L'attaque est frontale et sans détour. Le ministre révèle que le chef de l'opposition aurait qualifié la loi sur la nationalité de « loi sombre », une déclaration que Mamadou Touré juge inadmissible : « Il a traité, et je trouve ça choquant, la loi sur la nationalité de notre pays de loi sombre. Je veux rappeler que c'est son grand-oncle, Félix Houphouët-Boigny, et les pères fondateurs qui ont instauré cette loi. Et c'est cette loi qui a permis à son père, Amadou Thiam, de devenir ivoirien, d'être naturalisé. »
Une loi de 1961, pas une manœuvre politique
Face aux accusations d'instrumentalisation de la justice pour écarter un adversaire politique gênant, Mamadou Touré répond avec ironie : « Le pouvoir aurait anticipé en 1961 que M. Tidjane Thiam, qui n'était pas encore né, serait candidat en 2025. »
Le ministre rappelle l'ancienneté de la législation en question : « La loi aujourd'hui qui fait obstacle à l'ambition de Tidjane Thiam est une loi qui a été adoptée en 1961, quand notre pays obtenait nouvellement son indépendance. » Sans commenter directement la décision de justice, il insiste sur le fait que « cette loi est antérieure à la naissance de Tidjane Thiam. »
La conclusion du ministre est particulièrement sévère : « Lorsqu'on aspire à gérer un pays, lorsqu'on aspire à gouverner un pays, on n'insulte pas les lois de son pays. » Une critique qui remet en question non seulement l'éligibilité de Tidjane Thiam, mais également sa légitimité à se présenter comme un candidat crédible à la présidence ivoirienne.

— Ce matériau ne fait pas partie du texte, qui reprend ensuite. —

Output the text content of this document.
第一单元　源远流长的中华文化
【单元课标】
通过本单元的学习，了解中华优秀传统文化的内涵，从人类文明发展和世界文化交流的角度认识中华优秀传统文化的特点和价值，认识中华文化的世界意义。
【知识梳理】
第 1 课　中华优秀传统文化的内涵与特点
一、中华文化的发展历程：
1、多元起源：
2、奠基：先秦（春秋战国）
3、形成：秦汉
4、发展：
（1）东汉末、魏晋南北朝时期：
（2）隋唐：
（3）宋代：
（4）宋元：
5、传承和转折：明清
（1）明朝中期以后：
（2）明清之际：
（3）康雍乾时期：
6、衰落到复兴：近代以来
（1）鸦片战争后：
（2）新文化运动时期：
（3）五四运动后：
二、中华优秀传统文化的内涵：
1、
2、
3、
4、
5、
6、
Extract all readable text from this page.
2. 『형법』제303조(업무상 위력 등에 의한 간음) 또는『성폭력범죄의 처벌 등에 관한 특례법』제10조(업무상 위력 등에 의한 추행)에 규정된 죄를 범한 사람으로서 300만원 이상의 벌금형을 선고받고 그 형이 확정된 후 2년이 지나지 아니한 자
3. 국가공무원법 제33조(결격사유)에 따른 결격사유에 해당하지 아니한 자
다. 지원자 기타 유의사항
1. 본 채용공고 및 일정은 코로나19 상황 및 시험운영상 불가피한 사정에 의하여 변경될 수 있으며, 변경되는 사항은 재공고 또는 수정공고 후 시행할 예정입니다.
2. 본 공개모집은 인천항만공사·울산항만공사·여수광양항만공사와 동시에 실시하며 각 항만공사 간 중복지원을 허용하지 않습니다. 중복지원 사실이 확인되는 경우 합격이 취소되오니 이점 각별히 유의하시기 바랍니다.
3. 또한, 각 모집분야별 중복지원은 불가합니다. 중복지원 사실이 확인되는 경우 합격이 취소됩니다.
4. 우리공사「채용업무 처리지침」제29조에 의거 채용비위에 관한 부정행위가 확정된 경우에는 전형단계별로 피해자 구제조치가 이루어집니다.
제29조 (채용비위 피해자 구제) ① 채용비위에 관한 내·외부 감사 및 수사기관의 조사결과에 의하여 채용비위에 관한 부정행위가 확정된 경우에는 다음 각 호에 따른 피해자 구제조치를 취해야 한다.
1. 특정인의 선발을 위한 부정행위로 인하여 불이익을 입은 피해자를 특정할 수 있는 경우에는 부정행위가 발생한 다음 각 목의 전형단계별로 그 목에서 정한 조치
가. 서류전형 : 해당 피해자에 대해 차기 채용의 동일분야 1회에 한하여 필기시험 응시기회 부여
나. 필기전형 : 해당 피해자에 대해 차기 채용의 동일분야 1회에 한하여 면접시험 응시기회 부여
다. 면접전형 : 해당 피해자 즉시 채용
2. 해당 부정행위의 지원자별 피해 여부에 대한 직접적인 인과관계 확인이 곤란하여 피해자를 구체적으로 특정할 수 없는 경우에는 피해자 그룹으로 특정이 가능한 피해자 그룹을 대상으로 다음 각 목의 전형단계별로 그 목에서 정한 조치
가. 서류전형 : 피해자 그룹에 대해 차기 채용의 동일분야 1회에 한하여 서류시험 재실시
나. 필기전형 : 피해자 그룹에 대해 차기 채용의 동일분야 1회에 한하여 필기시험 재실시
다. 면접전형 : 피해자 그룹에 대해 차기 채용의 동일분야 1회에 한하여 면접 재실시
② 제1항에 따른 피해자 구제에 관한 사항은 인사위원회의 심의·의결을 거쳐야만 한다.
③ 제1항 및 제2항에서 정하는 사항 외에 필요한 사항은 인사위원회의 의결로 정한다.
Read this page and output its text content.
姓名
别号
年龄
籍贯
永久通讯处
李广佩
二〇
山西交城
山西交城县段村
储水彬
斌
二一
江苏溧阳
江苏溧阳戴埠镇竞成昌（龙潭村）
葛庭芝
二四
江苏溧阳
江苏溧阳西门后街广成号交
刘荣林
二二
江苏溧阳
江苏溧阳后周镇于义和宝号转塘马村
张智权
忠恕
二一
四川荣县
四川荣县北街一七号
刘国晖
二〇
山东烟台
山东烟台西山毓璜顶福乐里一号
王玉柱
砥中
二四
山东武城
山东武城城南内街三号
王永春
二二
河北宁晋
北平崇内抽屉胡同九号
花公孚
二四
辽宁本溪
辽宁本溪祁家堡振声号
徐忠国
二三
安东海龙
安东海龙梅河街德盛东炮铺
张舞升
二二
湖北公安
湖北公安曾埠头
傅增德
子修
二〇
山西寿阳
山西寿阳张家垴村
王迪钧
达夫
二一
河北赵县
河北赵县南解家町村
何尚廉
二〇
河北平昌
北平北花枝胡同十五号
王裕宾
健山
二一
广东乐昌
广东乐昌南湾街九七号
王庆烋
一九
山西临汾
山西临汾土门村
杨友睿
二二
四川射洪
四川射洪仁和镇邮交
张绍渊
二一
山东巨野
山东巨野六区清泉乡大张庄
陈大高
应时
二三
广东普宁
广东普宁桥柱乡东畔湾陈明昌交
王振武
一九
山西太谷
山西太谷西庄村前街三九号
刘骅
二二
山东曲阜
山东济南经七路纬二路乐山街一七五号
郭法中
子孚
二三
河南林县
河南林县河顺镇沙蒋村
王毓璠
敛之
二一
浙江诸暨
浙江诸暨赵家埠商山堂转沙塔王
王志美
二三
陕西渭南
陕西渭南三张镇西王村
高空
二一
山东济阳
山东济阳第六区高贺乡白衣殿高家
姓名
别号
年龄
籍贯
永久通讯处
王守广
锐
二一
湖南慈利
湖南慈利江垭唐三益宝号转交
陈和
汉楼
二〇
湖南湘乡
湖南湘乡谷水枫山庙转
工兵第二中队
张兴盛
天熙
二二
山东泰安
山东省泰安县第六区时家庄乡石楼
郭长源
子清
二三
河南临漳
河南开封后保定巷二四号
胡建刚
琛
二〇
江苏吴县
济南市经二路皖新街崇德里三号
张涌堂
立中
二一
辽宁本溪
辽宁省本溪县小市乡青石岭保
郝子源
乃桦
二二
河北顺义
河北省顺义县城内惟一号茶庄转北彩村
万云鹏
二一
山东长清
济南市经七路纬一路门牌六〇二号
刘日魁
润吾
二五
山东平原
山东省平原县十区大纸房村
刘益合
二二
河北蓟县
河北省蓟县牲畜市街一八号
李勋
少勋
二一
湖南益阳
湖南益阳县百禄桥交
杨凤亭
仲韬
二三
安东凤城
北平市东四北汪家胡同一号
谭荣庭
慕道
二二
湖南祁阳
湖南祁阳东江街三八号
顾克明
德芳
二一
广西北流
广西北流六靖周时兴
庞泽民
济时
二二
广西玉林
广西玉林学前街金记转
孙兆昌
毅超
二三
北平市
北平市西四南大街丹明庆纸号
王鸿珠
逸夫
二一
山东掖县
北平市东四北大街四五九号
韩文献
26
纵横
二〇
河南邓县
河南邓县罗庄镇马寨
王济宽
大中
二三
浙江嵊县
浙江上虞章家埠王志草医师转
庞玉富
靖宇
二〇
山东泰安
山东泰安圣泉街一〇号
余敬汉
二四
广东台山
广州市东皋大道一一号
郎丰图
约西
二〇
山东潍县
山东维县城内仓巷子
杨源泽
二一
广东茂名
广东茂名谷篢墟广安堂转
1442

Un rassemblement minimisé par le pouvoir
Interrogé sur la mobilisation en soutien à Tidjane Thiam, Mamadou Touré reconnaît que « ce week-end, le PDCI a organisé des activités, des meetings un peu partout », mais il minimise immédiatement l'ampleur de cette mobilisation en ajoutant « même s'il n'y a pas eu de très grande mobilisation. »
Le ministre rappelle toutefois que « la Côte d'Ivoire est un État démocratique où les partis politiques exercent librement leurs activités » et que ces manifestations « n'ont pas été empêchées », preuve selon lui que « la liberté est une réalité dans notre pays. »
Cette position s'inscrit dans une stratégie plus large visant à présenter l'opposition comme une force politique désorganisée et peu représentative, incapable de proposer une alternative crédible au pouvoir actuel et qui, selon le ministre, « réchigne à aller au combat politique » et « a peur de la compétition. »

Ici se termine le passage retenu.